In ogni caso il governo Biden si è concentrato soprattutto sul versante interno. Il presidente si è misurato subito con la pandemia, con un doppio vantaggio. Nel corso del 2020 le strutture del governo Trump avevano lavorato molto bene sui vaccini, finanziando al buio sperimentazione e produzione dei farmaci. Alla fine del 2020 non solo l’America ma gran parte del mondo poteva contare sui prodotti anti-Covid affidabili, come quelli messi a punto da Pfizer e Moderna. Un’operazione rovinata politicamente dall’atteggiamento assurdo di Trump. Biden poteva ripartire valorizzando i risultati già raggiunti dagli scienziati e dalle aziende, senza l’ostruzionismo del suo predecessore. La campagna vaccinale ha preso velocità nei primi mesi dell’anno ma si è presto arenata in quasi tutti gli Stati del Sud e del Midwest, governati dai repubblicani. Greg Abbot e Ron DeSantis, governatori di Texas e Florida, hanno trasformato gli slogan trumpiani in pratiche comuni e talvolta addirittura in leggi: niente mascherine, nessuna limitazione per i non vaccinati. Nonostante gli sforzi – anche di fantasia, come la proposta di regalare 100 dollari a chi si fosse immunizzato – Biden non è riuscito a sfondare il muro dei no vax o semplicemente dei riluttanti.
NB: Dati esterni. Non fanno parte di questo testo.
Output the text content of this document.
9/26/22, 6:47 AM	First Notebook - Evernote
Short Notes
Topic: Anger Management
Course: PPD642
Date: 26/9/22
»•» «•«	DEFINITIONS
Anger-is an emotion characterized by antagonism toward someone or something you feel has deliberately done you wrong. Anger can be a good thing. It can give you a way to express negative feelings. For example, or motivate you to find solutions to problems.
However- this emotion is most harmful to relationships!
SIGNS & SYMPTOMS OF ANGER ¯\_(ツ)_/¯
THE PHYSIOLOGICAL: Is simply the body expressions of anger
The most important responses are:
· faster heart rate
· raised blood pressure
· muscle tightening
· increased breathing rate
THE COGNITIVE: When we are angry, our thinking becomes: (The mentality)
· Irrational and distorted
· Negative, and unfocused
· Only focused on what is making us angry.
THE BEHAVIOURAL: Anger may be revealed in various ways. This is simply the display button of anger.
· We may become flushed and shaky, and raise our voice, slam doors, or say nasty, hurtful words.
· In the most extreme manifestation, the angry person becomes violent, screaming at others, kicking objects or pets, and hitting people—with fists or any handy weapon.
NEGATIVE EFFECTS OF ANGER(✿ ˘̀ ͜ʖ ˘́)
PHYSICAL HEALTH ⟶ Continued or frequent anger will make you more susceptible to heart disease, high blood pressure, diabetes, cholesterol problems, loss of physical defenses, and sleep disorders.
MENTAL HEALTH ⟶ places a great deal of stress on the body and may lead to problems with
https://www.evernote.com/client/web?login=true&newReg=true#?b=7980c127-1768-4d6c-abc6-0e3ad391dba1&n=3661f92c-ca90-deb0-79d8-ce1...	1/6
A oggi la percentuale di popolazione totalmente vaccinata è pari al 60%, contro il 70% dell’Unione europea e il 77% dell’Italia.
In parallelo l’indubbia ripresa economica, con il recupero di circa tre quarti dei 22 milioni di posti di lavoro persi durante la pandemia, ora è insidiata dalla tumultuosa crescita dell’inflazione, già ben oltre l’obiettivo di stabilità del 2% fissato dalla Federal Reserve. Sono questi gli elementi che annunciano un 2022 complicato per il presidente democratico. Economia, prezzi, Cina, Russia, Iran e, sullo sfondo, le mosse inquietanti di Donald Trump che continua ad agitare una parte del Paese, senza avere mai ripudiato l’attacco a Capitol Hill del 6 gennaio scorso. Anzi.